23.08.2018 | aktual.: 24.08.2018 07:37
Zalogowani mogą więcej
Możesz zapisać ten artykuł na później. Znajdziesz go potem na swoim koncie użytkownika
Ojciec Meghan Markle ostatnio bardzo ostro wypowiedział się o rodzinie królewskiej. W wywiadzie dla "The Sun", ojciec księżnej Sussex przyznał, że członkowie rodziny przypominają scjentologów oraz Stepfordów. Co dokładnie miał na myśli Thomas Markle?
Żony ze Stepford to tytuł powieści amerykańskiego pisarza Iry Levina z 1972 roku. Książka opowiada o mieście Stepford, w którym mężczyźni poszukują idealnych, dopasowanych do ich wymagań, kobiet. Kilkanaście lat po publikacji, autor przyznał, że inspiracją do napisania książki było miasto Wilton w stanie Connecticut. Powieść Levina doczekała się kilku ekranizacji, w tym najpopularniejszej z 2004 roku, gdzie wystąpiła m.in.
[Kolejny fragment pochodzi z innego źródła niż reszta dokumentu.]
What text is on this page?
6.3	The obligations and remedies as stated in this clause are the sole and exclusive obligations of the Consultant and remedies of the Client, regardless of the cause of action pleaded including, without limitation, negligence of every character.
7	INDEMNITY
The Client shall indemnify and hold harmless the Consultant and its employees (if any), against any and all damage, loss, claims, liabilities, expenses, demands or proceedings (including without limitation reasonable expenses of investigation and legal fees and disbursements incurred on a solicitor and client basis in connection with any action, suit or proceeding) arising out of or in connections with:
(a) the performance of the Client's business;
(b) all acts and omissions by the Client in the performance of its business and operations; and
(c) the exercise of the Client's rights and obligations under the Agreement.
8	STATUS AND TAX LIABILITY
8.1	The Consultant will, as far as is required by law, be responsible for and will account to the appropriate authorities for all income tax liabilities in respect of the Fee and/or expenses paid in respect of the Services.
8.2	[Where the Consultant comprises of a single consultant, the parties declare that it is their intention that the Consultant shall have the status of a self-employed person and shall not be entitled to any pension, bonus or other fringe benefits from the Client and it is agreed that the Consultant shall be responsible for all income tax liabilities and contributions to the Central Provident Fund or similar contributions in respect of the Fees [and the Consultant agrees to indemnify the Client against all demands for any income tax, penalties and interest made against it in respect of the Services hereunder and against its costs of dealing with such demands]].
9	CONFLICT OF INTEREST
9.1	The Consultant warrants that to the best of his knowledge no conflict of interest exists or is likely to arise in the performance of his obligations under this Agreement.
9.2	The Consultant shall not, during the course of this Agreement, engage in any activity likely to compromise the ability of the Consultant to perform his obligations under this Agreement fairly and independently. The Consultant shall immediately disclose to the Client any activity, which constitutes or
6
Nicole Kidman.
Okazuje się również, że określenie użyte przez ojca Meghan Markle dawno już weszło do powszechnego użycia w języku angielskim. "Żony ze Stepford" oznacza tam kobiety całkowicie podporządkowane mężczyznom, które zajmują się głównie domem oraz dbaniem o urodę.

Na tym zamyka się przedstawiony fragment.